Michael Nesmith to rejoin surviving Monkees for one final show

Founding member Michael Nesmith has announced he’ll rejoin The Monkees one last time. Nesmith said in a Facebook post he plans to join surviving members Peter Tork and Micky Dolenz for their Sept. 16 show at The Pantages Theatre in Los Angeles as part of The Monkees’ 50th-anniversary tour. Tork and Dolenz kicked off the tour in May without Nesmith, who last performed onstage with the band in 2014 but contributed to this year’s reunion album Good Times!

“Been talking to Micky and Peter about the Los Angeles Pantages Monkees concert and have agreed to come down to play that show with them.

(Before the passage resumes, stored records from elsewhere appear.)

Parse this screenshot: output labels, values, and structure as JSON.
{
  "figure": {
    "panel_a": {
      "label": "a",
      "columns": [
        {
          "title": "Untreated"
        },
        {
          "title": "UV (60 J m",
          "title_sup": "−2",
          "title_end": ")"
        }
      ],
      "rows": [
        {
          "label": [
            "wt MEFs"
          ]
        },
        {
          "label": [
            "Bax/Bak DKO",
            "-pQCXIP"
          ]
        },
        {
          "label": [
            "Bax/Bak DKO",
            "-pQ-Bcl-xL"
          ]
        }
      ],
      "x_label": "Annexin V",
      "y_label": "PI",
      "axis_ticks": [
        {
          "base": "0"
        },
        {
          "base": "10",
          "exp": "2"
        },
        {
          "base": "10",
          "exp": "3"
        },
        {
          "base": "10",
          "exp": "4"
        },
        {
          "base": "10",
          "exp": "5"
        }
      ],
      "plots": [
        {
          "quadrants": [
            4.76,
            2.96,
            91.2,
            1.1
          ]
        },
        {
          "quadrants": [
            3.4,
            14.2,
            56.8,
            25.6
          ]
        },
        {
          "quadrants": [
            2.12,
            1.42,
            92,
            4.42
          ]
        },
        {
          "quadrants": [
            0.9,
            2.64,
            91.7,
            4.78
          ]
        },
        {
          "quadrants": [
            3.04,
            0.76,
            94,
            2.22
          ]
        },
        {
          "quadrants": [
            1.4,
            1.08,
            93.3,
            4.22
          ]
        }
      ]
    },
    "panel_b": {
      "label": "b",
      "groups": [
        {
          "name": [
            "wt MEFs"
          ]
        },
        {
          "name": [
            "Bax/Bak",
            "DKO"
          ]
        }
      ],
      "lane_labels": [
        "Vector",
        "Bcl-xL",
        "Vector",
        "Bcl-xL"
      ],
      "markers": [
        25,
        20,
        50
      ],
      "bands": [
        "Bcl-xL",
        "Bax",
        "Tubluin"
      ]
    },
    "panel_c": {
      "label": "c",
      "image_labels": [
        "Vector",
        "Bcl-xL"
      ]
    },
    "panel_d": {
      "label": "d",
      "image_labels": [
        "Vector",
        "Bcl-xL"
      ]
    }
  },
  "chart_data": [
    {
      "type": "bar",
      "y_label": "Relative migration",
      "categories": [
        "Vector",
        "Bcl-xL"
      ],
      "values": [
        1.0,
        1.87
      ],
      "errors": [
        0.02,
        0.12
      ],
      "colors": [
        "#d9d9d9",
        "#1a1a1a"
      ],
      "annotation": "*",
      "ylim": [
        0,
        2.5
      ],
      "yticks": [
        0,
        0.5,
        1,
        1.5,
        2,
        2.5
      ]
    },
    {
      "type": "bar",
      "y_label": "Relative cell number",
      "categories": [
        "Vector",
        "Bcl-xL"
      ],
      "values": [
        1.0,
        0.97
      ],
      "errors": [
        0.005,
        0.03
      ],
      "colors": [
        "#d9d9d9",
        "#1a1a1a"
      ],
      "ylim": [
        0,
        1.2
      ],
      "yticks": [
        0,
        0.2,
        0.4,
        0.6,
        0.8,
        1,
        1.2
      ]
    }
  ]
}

They are putting together a world tour after that—off to Australia and New Zealand, and other points global in what sounds like a great time,” Nesmith wrote. “I, on the other hand, will be starting my ‘Infinite Tuesday’ book tour in the first quarter of 2017, as well as some solo concerts, and other projects that will make it not possible to be with them on that tour. So this seemed like the right opportunity for me to get together with them as Monkees.”

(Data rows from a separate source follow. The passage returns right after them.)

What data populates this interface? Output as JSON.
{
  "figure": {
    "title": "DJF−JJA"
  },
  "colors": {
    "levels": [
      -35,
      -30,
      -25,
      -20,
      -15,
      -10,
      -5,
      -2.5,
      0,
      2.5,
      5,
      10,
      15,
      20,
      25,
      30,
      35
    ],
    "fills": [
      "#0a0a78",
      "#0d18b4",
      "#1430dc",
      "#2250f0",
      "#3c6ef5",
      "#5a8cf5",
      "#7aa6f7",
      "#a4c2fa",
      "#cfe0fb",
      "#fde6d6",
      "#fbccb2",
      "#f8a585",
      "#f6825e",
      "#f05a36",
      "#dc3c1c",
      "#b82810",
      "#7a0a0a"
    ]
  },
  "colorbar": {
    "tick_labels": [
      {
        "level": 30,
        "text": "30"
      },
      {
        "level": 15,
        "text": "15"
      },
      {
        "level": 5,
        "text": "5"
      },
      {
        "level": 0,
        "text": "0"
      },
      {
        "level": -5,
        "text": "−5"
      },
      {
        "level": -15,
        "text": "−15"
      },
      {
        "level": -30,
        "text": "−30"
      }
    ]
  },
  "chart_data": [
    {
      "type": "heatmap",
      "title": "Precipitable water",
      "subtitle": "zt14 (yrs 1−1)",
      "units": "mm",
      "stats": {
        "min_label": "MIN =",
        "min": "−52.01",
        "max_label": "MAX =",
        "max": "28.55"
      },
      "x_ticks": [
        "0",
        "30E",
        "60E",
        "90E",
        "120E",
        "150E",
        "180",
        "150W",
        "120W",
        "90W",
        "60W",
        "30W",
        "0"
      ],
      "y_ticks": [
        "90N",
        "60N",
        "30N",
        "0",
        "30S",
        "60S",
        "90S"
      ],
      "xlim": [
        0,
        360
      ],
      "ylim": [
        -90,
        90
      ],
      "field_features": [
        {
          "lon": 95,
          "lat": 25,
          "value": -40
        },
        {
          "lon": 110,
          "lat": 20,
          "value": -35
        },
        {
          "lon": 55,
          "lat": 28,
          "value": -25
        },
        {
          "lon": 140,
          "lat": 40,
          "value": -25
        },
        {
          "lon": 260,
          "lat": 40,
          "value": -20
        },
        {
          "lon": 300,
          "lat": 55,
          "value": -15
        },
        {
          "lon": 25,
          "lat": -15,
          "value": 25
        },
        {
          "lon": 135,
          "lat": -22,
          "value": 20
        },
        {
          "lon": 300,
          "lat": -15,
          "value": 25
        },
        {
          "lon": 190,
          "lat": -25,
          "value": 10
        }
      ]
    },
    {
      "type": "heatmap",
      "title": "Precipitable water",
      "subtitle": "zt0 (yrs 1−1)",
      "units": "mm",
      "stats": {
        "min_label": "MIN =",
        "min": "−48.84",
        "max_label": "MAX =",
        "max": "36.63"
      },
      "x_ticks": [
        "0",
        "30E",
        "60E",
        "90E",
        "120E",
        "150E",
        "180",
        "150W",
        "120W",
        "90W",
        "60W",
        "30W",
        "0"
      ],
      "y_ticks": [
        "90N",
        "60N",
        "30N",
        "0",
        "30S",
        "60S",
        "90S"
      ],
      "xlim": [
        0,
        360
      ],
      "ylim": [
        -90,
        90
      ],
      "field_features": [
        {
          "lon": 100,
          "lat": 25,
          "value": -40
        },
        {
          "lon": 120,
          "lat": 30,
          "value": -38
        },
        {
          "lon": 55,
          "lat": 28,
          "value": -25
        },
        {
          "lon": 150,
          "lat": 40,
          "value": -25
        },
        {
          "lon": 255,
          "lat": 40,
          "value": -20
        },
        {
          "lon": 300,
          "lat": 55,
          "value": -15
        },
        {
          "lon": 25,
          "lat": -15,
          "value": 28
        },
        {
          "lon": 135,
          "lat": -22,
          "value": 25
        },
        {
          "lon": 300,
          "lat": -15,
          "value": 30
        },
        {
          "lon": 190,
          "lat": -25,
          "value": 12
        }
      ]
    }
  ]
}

Released in May, Good Times! marked the first album of new Monkees material in two decades, and the first since the death of Davy Jones, who passed away due to a heart attack in 2012. The album was co-produced by Fountains of Wayne’s Adam Schlesinger and featured a host of marquee songwriters, including Schlesinger, Andy Partridge, Rivers Cuomo, Ben Gibbard, Noel Gallagher and Paul Weller. They also revived an old Harry Nilsson single (the title track), Gerry Goffin and Carole King’s “Wasn’t Born to Follow” and an old Neil Diamond song, “Love to Love,” that was originally intended to appear on 1967’s Headquarters. Despite the album’s warm reception from critics, only Cuomo’s “She Makes Me Laugh,” Partridge’s “You Bring the Summer” and the Schlesinger co-write “I Was There (And I’m Told I Had a Good Time)” have been played on the 50th-anniversary tour.

Nesmith, who turns 74 in December, said the Pantages show allows him to firmly close the book on his tenure with the band. In 1970, he was the second member to quit the group (Tork was the first) and he declined to participate in a 20th-anniversary tour in 1986, although, in a move similar to his decision this year, he did join the group onstage when that tour made it to Los Angeles.

“I expect it will be fun, and a great way for me to sign out,” he wrote. “I see the specter of the multiple Sinatra retirement/farewells—and this seems like the perfect time for me to step off, sit down and shut up.”